Purpose : Primary open-angle glaucoma (POAG) is associated with elevations in intraocular pressure (IOP) and increased resistance to aqueous humor (AH) outflow at the trabecular meshwork (TM). AH outflow is segmental and the causative differences between high or low outflow regions of the TM are not identified. Notch signaling is an evolutionarily conserved pathway that dictates cell fate and differentiation. Here we investigate if Notch expression differs between segmental regions of the TM.

Methods : Human eye whole globes (n=6 donors) were perfused with CellMask™ Orange to label the segmental regions. Primary human TM (hTM) cells from high (HF) and low (LF) flow regions (n=3) were isolated, cultured, and treated with/without 100nM dexamethasone (dex) for 72hrs to determine Myocilin expression. Presence of Notch proteins in the hTM tissue (n=3) were determined by immunofluorescence. Receptors, ligands, and downstream targets of the Notch pathway were evaluated by RT-qPCR, and Notch activity was determined using western blot for cleaved Notch 1(Val1744) and downstream target Hes1 in hTM HF/LF cells in vitro.

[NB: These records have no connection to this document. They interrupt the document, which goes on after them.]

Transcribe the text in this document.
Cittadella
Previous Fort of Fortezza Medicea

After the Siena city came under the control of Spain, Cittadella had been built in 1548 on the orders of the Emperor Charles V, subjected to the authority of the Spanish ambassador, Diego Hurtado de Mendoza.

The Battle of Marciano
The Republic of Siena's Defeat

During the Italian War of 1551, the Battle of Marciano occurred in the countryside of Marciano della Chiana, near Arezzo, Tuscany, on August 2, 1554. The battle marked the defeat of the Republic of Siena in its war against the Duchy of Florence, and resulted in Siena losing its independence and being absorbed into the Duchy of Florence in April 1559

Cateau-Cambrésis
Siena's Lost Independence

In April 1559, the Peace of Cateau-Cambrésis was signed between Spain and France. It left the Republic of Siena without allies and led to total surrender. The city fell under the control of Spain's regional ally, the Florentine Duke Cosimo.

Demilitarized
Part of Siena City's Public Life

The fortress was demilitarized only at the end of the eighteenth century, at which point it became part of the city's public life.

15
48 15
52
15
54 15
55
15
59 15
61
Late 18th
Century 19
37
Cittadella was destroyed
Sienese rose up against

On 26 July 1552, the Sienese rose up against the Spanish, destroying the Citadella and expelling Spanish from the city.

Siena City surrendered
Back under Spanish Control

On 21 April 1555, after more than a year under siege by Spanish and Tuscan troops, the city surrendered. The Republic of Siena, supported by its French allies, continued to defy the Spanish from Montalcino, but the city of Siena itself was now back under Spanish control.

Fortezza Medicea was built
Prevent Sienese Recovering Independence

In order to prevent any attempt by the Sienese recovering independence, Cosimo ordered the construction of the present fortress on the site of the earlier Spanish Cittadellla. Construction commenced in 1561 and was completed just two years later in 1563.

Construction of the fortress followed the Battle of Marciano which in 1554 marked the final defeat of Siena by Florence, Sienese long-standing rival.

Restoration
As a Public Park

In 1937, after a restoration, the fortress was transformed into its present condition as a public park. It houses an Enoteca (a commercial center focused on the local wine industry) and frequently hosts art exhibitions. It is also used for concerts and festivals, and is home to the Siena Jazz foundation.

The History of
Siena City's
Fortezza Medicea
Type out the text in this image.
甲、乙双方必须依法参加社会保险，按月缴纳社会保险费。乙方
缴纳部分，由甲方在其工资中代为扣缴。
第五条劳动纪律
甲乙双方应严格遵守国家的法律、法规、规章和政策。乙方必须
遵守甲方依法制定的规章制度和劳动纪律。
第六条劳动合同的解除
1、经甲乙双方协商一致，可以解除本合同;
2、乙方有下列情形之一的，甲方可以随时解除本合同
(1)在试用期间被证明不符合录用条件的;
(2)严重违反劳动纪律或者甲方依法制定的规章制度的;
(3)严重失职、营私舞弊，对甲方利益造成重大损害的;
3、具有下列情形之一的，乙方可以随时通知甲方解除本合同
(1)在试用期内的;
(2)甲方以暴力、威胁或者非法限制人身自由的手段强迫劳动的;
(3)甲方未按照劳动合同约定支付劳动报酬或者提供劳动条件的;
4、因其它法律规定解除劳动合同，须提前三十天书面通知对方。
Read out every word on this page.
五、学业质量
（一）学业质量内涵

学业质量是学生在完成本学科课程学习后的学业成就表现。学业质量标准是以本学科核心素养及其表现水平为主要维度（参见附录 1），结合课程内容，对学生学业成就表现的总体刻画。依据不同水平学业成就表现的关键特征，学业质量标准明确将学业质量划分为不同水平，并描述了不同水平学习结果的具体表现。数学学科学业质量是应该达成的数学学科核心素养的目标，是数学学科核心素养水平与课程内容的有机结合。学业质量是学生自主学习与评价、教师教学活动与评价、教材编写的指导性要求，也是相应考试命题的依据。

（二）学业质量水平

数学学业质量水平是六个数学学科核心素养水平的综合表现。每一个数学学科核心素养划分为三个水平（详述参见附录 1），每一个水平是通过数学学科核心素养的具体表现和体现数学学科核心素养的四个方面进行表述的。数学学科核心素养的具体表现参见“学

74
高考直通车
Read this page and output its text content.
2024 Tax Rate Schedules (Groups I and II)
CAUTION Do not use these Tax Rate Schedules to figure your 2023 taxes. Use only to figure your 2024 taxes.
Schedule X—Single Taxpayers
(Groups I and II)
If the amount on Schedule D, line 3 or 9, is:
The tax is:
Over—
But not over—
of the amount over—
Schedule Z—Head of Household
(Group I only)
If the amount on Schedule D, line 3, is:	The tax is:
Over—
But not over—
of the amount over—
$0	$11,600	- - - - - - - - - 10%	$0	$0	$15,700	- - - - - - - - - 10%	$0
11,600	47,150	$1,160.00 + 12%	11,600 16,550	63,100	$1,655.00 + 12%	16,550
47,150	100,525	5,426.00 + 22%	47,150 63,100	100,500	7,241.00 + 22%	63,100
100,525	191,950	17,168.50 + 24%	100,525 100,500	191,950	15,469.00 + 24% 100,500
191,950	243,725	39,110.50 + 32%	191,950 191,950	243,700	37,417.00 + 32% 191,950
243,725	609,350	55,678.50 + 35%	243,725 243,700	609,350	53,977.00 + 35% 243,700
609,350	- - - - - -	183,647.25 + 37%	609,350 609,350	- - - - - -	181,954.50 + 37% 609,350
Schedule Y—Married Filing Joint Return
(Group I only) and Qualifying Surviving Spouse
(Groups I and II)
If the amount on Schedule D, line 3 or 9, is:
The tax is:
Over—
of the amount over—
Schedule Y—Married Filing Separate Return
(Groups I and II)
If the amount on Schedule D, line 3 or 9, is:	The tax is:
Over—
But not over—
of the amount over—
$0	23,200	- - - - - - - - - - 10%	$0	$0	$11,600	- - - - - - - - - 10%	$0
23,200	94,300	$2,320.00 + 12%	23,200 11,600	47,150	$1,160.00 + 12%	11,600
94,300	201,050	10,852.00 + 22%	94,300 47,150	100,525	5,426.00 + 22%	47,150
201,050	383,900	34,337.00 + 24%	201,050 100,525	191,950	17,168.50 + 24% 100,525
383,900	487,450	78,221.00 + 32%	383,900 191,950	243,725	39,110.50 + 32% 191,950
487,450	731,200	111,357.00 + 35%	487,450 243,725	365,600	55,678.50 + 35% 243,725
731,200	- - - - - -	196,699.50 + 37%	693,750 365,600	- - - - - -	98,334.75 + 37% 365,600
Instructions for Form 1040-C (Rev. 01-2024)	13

Results : Notch receptors/ligands and downstream target expression was prevalent in hTM tissues ex vivo. In vitro, Notch receptors: Notch1 (~1.4, p=0.299), Notch3 (~1.4 fold) and Notch ligands: Jagged1 (~2.8 fold, p=0.0002) and DLL4 (~3.4 fold, p=0.0003) were overexpressed in LF cells, while the expression of Notch2 (~0.8 fold), Jagged2 (~0.7 fold, p=0.0327), DLL1 (~0.4 fold, p=0.0092), and DLL3 (~0.7 fold) were downregulated in LF cells. Also, expression of Notch downstream targets, Hey1 (~2.5 fold, p=0.0012), Hes1 (~5.6 fold, p=0.0001), Hes3 (~3.8 fold, p=0.0001) and Hes5 (~1.2 fold) were significantly greater in LF cells.

Conclusions : For the first time, our data demonstrates that proteins involved in Notch signaling are (i) expressed in the TM, and (ii) that they are differentially expressed in cells from segmental flow regions. Interestingly, downstream targets of Notch pathway were overexpressed in LF cells. The implications of such differential expression in ECM remodeling and how it contributes to outflow resistance warrants further studies.

This is a 2020 ARVO Annual Meeting abstract.